Multan, April 17: Tension griped the Army Welfare Trust stud farms in Pakpattan on Monday as police reportedly rounded up around 30 tenants who were protesting against their ‘forced’ ejection from the lands they claim to have been cultivating for over a century.

The farm is situated in Mauza Bail Ganj, some 15 km away from Pakpattan city on the Gonga Hayat-Haveli Lakha road, in the jurisdiction of Chak Bedi police station.

Over a hundred tenant families had been staging a sit-in along the Haveli Lakha road since Monday morning to press the farm authorities to give them the occupancy of the lands from where they were ejected some 22 years ago in 1984. The protesters, in fact, had been on protest drive for the last three months.

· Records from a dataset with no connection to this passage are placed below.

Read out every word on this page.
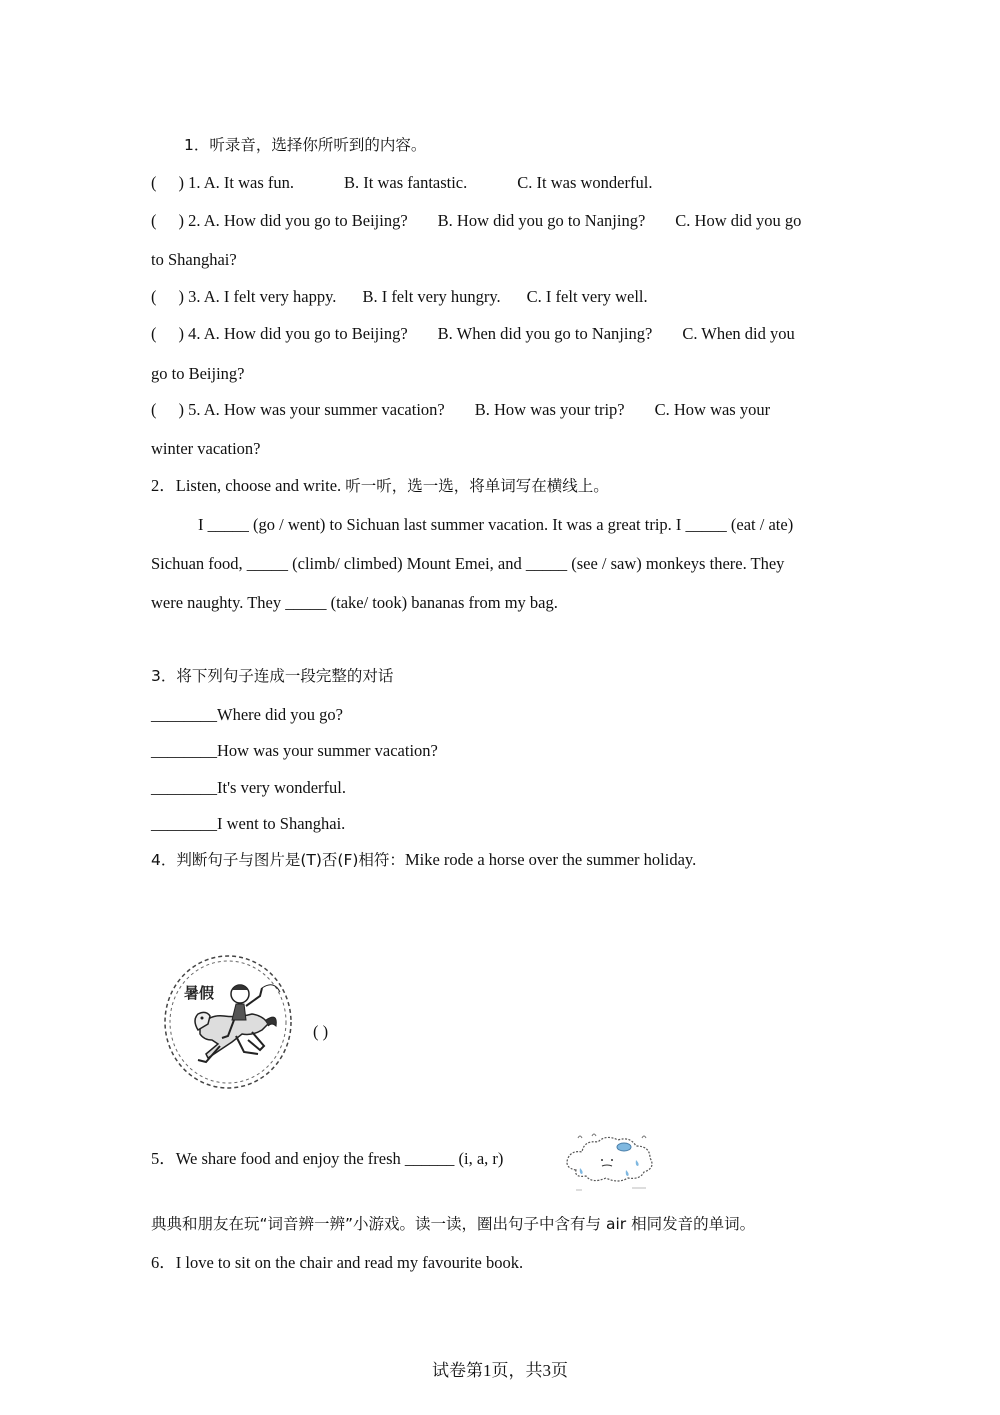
1．听录音，选择你所听到的内容。
( ) 1. A. It was fun.	B. It was fantastic.	C. It was wonderful.
( ) 2. A. How did you go to Beijing? B. How did you go to Nanjing? C. How did you go
to Shanghai?
( ) 3. A. I felt very happy. B. I felt very hungry. C. I felt very well.
( ) 4. A. How did you go to Beijing? B. When did you go to Nanjing? C. When did you
go to Beijing?
( ) 5. A. How was your summer vacation? B. How was your trip? C. How was your
winter vacation?
2．Listen, choose and write. 听一听，选一选，将单词写在横线上。
I _____ (go / went) to Sichuan last summer vacation. It was a great trip. I _____ (eat / ate)
Sichuan food, _____ (climb/ climbed) Mount Emei, and _____ (see / saw) monkeys there. They
were naughty. They _____ (take/ took) bananas from my bag.
3．将下列句子连成一段完整的对话
________Where did you go?
________How was your summer vacation?
________It's very wonderful.
________I went to Shanghai.
4．判断句子与图片是(T)否(F)相符：Mike rode a horse over the summer holiday.
暑假
( )
5．We share food and enjoy the fresh ______ (i, a, r)
典典和朋友在玩“词音辨一辨”小游戏。读一读，圈出句子中含有与 air 相同发音的单词。
6．I love to sit on the chair and read my favourite book.
试卷第1页，共3页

Iqbal Baloch, a tenants’ representative, told Dawn that the administration later on called their leaders for a dialogue at the Faridnagar police station. He said some 11 tenants led by their president Yunas Kharral visited the police station for negotiations but they were detained.

The news of their detention provoked the protesters who blocked the Haveli Lakha road, causing suspension of vehicular traffic. At this, a police contingent led by DSP Anwar Chishti arrived there and allegedly rounded up two dozen protesters after a mild baton charge.

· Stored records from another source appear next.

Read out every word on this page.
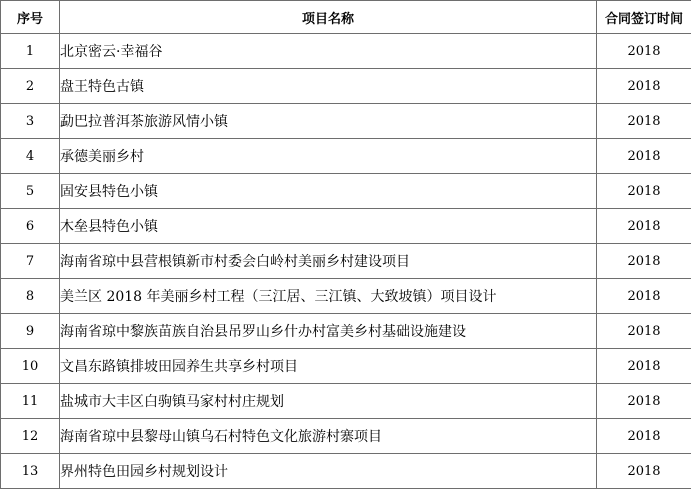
序号	项目名称	合同签订时间
1	北京密云·幸福谷	2018
2	盘王特色古镇	2018
3	勐巴拉普洱茶旅游风情小镇	2018
4	承德美丽乡村	2018
5	固安县特色小镇	2018
6	木垒县特色小镇	2018
7	海南省琼中县营根镇新市村委会白岭村美丽乡村建设项目	2018
8	美兰区 2018 年美丽乡村工程（三江居、三江镇、大致坡镇）项目设计	2018
9	海南省琼中黎族苗族自治县吊罗山乡什办村富美乡村基础设施建设	2018
10	文昌东路镇排坡田园养生共享乡村项目	2018
11	盐城市大丰区白驹镇马家村村庄规划	2018
12	海南省琼中县黎母山镇乌石村特色文化旅游村寨项目	2018
13	界州特色田园乡村规划设计	2018
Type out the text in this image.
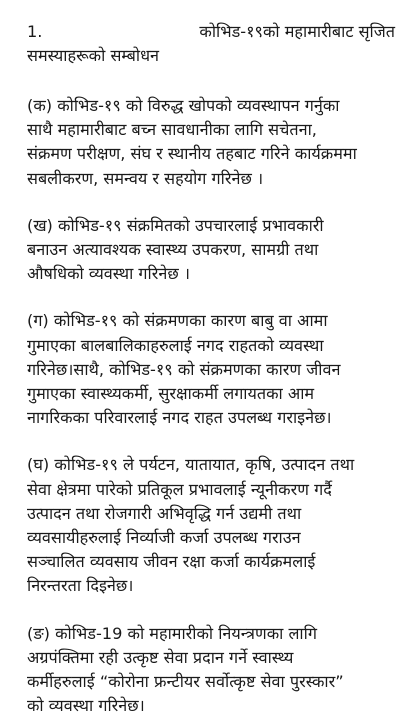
1.	कोभिड-१९को महामारीबाट सृजित
समस्याहरूको सम्बोधन
(क) कोभिड-१९ को विरुद्ध खोपको व्यवस्थापन गर्नुका
साथै महामारीबाट बच्न सावधानीका लागि सचेतना,
संक्रमण परीक्षण, संघ र स्थानीय तहबाट गरिने कार्यक्रममा
सबलीकरण, समन्वय र सहयोग गरिनेछ ।
(ख) कोभिड-१९ संक्रमितको उपचारलाई प्रभावकारी
बनाउन अत्यावश्यक स्वास्थ्य उपकरण, सामग्री तथा
औषधिको व्यवस्था गरिनेछ ।
(ग) कोभिड-१९ को संक्रमणका कारण बाबु वा आमा
गुमाएका बालबालिकाहरुलाई नगद राहतको व्यवस्था
गरिनेछ।साथै, कोभिड-१९ को संक्रमणका कारण जीवन
गुमाएका स्वास्थ्यकर्मी, सुरक्षाकर्मी लगायतका आम
नागरिकका परिवारलाई नगद राहत उपलब्ध गराइनेछ।
(घ) कोभिड-१९ ले पर्यटन, यातायात, कृषि, उत्पादन तथा
सेवा क्षेत्रमा पारेको प्रतिकूल प्रभावलाई न्यूनीकरण गर्दै
उत्पादन तथा रोजगारी अभिवृद्धि गर्न उद्यमी तथा
व्यवसायीहरुलाई निर्व्याजी कर्जा उपलब्ध गराउन
सञ्चालित व्यवसाय जीवन रक्षा कर्जा कार्यक्रमलाई
निरन्तरता दिइनेछ।
(ङ) कोभिड-19 को महामारीको नियन्त्रणका लागि
अग्रपंक्तिमा रही उत्कृष्ट सेवा प्रदान गर्ने स्वास्थ्य
कर्मीहरुलाई “कोरोना फ्रन्टीयर सर्वोत्कृष्ट सेवा पुरस्कार”
को व्यवस्था गरिनेछ।
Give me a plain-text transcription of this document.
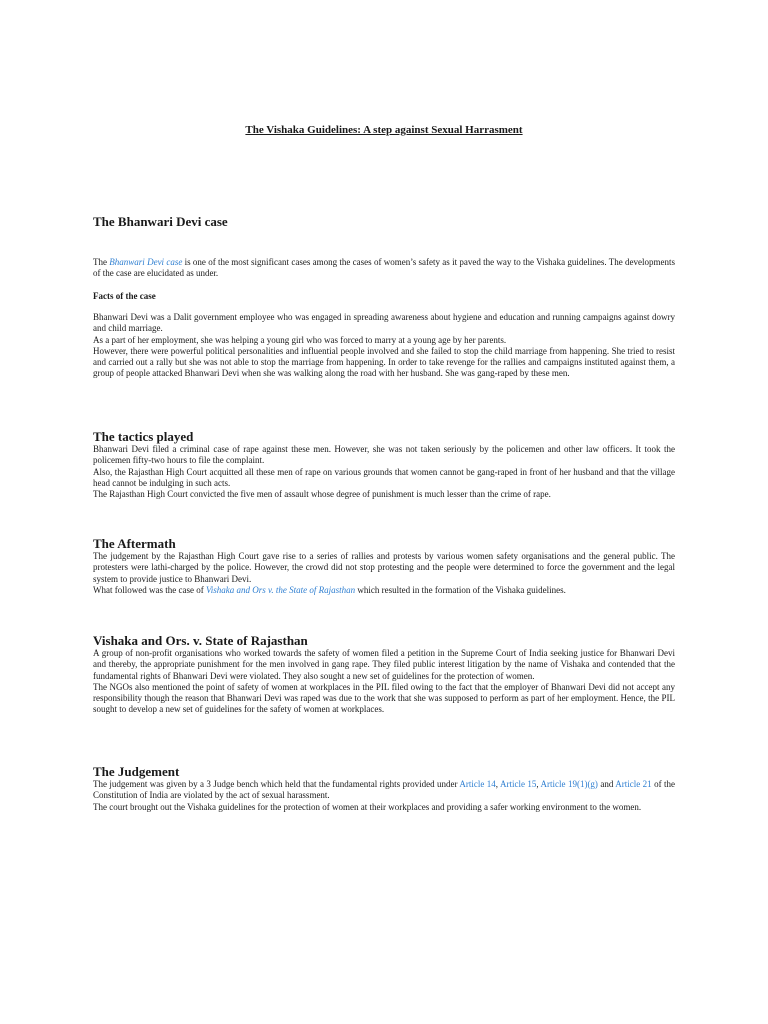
The Vishaka Guidelines: A step against Sexual Harrasment
The Bhanwari Devi case

The Bhanwari Devi case is one of the most significant cases among the cases of women’s safety as it paved the way to the Vishaka guidelines. The developments of the case are elucidated as under.

Facts of the case

Bhanwari Devi was a Dalit government employee who was engaged in spreading awareness about hygiene and education and running campaigns against dowry and child marriage.

As a part of her employment, she was helping a young girl who was forced to marry at a young age by her parents.

However, there were powerful political personalities and influential people involved and she failed to stop the child marriage from happening. She tried to resist and carried out a rally but she was not able to stop the marriage from happening. In order to take revenge for the rallies and campaigns instituted against them, a group of people attacked Bhanwari Devi when she was walking along the road with her husband. She was gang-raped by these men.

The tactics played

Bhanwari Devi filed a criminal case of rape against these men. However, she was not taken seriously by the policemen and other law officers. It took the policemen fifty-two hours to file the complaint.

Also, the Rajasthan High Court acquitted all these men of rape on various grounds that women cannot be gang-raped in front of her husband and that the village head cannot be indulging in such acts.

The Rajasthan High Court convicted the five men of assault whose degree of punishment is much lesser than the crime of rape.

The Aftermath

The judgement by the Rajasthan High Court gave rise to a series of rallies and protests by various women safety organisations and the general public. The protesters were lathi-charged by the police. However, the crowd did not stop protesting and the people were determined to force the government and the legal system to provide justice to Bhanwari Devi.

What followed was the case of Vishaka and Ors v. the State of Rajasthan which resulted in the formation of the Vishaka guidelines.

Vishaka and Ors. v. State of Rajasthan

A group of non-profit organisations who worked towards the safety of women filed a petition in the Supreme Court of India seeking justice for Bhanwari Devi and thereby, the appropriate punishment for the men involved in gang rape. They filed public interest litigation by the name of Vishaka and contended that the fundamental rights of Bhanwari Devi were violated. They also sought a new set of guidelines for the protection of women.

The NGOs also mentioned the point of safety of women at workplaces in the PIL filed owing to the fact that the employer of Bhanwari Devi did not accept any responsibility though the reason that Bhanwari Devi was raped was due to the work that she was supposed to perform as part of her employment. Hence, the PIL sought to develop a new set of guidelines for the safety of women at workplaces.

The Judgement

The judgement was given by a 3 Judge bench which held that the fundamental rights provided under Article 14, Article 15, Article 19(1)(g) and Article 21 of the Constitution of India are violated by the act of sexual harassment.

The court brought out the Vishaka guidelines for the protection of women at their workplaces and providing a safer working environment to the women.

When contacted, the DSP admitted the arrest of some 20 tenants for they had ‘beaten up’ some passengers aboard a bus during the road blockade. He claimed that the tenants’ leaders had been detained for creating law and order problem inside the Faridnagar police station when they were separated into two groups.

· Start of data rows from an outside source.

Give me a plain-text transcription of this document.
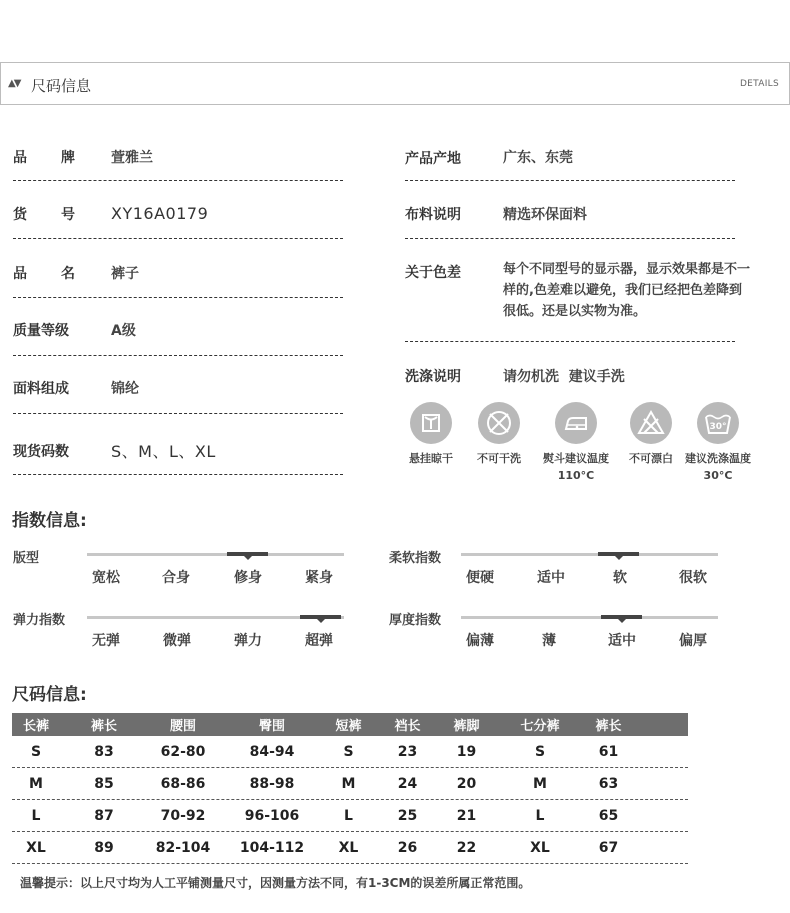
▲▼ 尺码信息	DETAILS
品 牌	萱雅兰
货 号 XY16A0179
品 名	裤子
质量等级	A级
面料组成	锦纶
现货码数	S、M、L、XL
产品产地	广东、东莞
布料说明	精选环保面料
关于色差	每个不同型号的显示器，显示效果都是不一样的,色差难以避免，我们已经把色差降到很低。还是以实物为准。
洗涤说明	请勿机洗  建议手洗
悬挂晾干	不可干洗	熨斗建议温度
110°C
不可漂白
30°
建议洗涤温度
30°C
指数信息:
版型
宽松	合身	修身	紧身
柔软指数
便硬	适中	软	很软
弹力指数
无弹	微弹	弹力	超弹
厚度指数
偏薄	薄	适中	偏厚
尺码信息:
长裤	裤长	腰围	臀围	短裤	裆长	裤脚	七分裤	裤长
S	83	62-80	84-94	S	23	19	S	61
M	85	68-86	88-98	M	24	20	M	63
L	87	70-92	96-106	L	25	21	L	65
XL	89	82-104	104-112	XL	26	22	XL	67
温馨提示：以上尺寸均为人工平铺测量尺寸，因测量方法不同，有1-3CM的误差所属正常范围。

The tenants however refuted the charges levelled by the DSP and said that nothing of the sort had happened. “First, the administration deceived us in the name of negotiations and then launched a crackdown on our men, women and children,” they added.

Reports reaching here revealed that women and children of the tenants’ families were protesting even at midnight. Over 100 tenants’ families were banished from the stud farms some 22 years ago, but they collectively regained possession of some 35 acres of land last year and cultivated wheat on it.

They row started when the stud farm management allegedly attempted to harvest wheat.